Prove \begin{equation} \lVert f\rVert_p\leq \sup_{\lVert g\rVert_q =1}\lVert fg\rVert_1 , \end{equation}where \begin{equation} \dfrac {1} {p} +\dfrac {1} {q}=1.\end{equation}

Answer 1

When $1\leq p< \infty$, Hölder gives the reverse inequality. Which is therefore an equality, where the sup turns out to be a a max. That's the isometric embedding of $L^p$ into $(L^q)^*$. It is always surjective when $1<p<\infty$. For $p=\infty$, if the measure is $\sigma$-finite, this still yields an isometry between $L^\infty$ and $(L^1)^*$.

So to get that inequality (assuming of course $\|f\|_p>0$), you need to take the right $g$. Try something based on $f$.

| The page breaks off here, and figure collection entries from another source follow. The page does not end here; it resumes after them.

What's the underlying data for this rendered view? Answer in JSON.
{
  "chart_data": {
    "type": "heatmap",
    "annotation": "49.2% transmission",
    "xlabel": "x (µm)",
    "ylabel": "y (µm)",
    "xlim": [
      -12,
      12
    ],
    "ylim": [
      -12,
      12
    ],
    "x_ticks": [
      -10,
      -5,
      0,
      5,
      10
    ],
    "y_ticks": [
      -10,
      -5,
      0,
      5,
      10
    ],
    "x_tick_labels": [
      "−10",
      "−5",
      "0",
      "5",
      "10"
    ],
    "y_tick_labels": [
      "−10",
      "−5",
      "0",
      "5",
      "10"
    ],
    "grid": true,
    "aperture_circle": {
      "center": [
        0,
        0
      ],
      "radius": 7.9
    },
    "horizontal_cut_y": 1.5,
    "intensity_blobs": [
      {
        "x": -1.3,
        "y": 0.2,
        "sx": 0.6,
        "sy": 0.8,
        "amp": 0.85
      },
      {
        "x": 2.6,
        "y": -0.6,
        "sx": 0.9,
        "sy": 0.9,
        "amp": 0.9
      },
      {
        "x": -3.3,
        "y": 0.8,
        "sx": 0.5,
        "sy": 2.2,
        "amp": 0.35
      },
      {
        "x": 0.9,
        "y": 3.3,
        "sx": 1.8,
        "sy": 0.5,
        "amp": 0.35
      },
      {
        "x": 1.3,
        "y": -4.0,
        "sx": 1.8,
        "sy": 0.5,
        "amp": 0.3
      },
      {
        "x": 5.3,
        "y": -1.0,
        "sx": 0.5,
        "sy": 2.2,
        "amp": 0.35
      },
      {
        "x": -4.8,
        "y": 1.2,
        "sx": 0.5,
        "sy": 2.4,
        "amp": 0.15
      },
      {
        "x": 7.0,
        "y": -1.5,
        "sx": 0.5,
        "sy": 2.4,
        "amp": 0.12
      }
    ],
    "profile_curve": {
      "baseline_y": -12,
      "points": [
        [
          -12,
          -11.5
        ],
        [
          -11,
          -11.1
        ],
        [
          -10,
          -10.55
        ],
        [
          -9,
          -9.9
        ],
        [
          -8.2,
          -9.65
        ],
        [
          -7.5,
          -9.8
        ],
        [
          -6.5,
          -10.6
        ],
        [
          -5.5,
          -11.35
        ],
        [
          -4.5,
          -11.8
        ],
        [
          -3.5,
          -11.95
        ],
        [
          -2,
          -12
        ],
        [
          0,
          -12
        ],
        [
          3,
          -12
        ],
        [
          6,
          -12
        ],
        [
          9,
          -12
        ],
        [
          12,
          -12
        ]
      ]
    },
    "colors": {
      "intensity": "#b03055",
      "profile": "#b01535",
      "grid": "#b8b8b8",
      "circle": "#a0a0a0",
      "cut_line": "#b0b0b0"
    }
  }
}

For $p=1$, just take $g=1$. For $1< p<\infty$, take $$g=\frac{f^{p-1}}{\|f\|_p^{p-1}}.$$ For $p=\infty$, take a measurable set $A$ of positive measure on which $|f(x)|\geq (1-\epsilon) \|f\|_\infty$. Then set $$g=\frac{1_A}{\mu(A)}$$ to get that the rhs is $\geq (1-\epsilon) \|f\|_\infty$ for every $\epsilon>0$.